A great deal happens at MIT from what I call "touching the leaves" in Cambridge, Massachusetts. Something of the spirit of entrepreneurship is in the air, a culture of innovation we all absorb, whether we are inherently entrepreneurial or not. Students working in MIT's research laboratories benefit from working with faculty members who are enterprising inventors. Apprenticeships and tutoring serve as complements to formal instruction in management and financing. We in engineering don't study entrepreneurship per se; we do entrepreneurship. We create products and processes that people use. Bringing together management and engineering provides an ideal combination: teach the underlying scholarship and theory, learn from real-life scenarios, and yet remember that entrepreneurship is a contact sport.
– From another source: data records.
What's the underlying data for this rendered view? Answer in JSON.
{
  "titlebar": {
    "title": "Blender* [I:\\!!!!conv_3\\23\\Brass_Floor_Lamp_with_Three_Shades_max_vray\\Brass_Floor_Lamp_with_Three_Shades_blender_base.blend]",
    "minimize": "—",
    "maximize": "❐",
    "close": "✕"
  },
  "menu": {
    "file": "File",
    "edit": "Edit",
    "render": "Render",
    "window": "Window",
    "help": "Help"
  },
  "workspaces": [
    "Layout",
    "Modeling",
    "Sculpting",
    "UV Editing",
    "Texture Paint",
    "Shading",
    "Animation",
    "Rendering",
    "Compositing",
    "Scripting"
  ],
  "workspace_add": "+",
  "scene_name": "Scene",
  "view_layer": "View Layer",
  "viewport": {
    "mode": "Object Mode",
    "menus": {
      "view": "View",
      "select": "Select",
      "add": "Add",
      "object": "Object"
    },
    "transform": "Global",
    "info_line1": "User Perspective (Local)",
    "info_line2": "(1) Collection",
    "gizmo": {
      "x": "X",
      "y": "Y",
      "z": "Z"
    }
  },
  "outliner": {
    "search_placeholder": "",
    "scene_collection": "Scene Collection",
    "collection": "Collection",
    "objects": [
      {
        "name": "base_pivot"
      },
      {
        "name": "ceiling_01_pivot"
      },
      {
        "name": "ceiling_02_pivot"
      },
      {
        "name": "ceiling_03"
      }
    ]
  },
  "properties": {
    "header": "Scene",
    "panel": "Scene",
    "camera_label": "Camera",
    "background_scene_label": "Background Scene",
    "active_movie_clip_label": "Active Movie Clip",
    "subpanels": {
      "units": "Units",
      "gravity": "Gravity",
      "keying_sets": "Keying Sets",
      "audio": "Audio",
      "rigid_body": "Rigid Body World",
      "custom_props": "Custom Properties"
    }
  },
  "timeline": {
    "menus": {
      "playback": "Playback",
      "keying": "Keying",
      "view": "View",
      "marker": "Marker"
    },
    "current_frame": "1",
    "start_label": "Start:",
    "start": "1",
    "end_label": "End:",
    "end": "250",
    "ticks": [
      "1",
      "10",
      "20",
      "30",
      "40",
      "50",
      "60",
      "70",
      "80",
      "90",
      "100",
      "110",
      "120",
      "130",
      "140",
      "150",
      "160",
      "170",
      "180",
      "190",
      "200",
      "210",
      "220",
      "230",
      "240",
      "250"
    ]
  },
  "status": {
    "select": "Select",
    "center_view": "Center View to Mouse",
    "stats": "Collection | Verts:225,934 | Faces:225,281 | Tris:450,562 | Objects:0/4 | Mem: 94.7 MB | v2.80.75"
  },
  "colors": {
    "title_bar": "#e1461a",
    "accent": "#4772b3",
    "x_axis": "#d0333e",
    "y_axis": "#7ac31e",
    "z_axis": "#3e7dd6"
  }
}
Support from our national government

I recently had the opportunity to chair a skills working group of the US Council on Competitiveness's National Innovation Initiative that presented a set of recommendations to the US government concerning innovation. One recommendation proposes a US National Innovation Education Act, modeled on the National Defense Education Act (NDEA) of the 1950s, that would serve as a vehicle for attracting more graduate students interested in innovation to engineering and science.

Should the government choose which technologies to pursue? As MIT professor Vannevar Bush, former director of the Office of Scientific Research and Development, proposed in his report, "Endless Frontier," government should provide research funding but adopt a hands-off approach while universities provide the talent to fuel industrial development in the US economy. I concur: let the market decide.

How would I advise the aspiring researcher-entrepreneur?

Strike a balance. Obtain a strong grounding in science, math, and technology because entrepreneurs need to have a firm understanding of basic underlying technologies. However, a broad base provides perspective on the context in which innovation occurs: the entrepreneurship ecosystem. Some knowledge of the market and finances is essential. What I would argue against is becoming exclusively technology-focused or studying entrepreneurship without a firm technological base. Much entrepreneurial success comes from the complementary relationship between management and engineering and from an open, inviting, and stimulating environment like MIT that serves as a fertile incubator for our next generation of entrepreunerial leaders.


[1] This article was adapted, with permission, from "Of Engineers and Entrepreneurs" by Lay Leng Tan, Innovation magazine, Vol. 5, No. 3. (Innovation magazine is jointly published by the National University of Singapore and World Scientific Publishing.)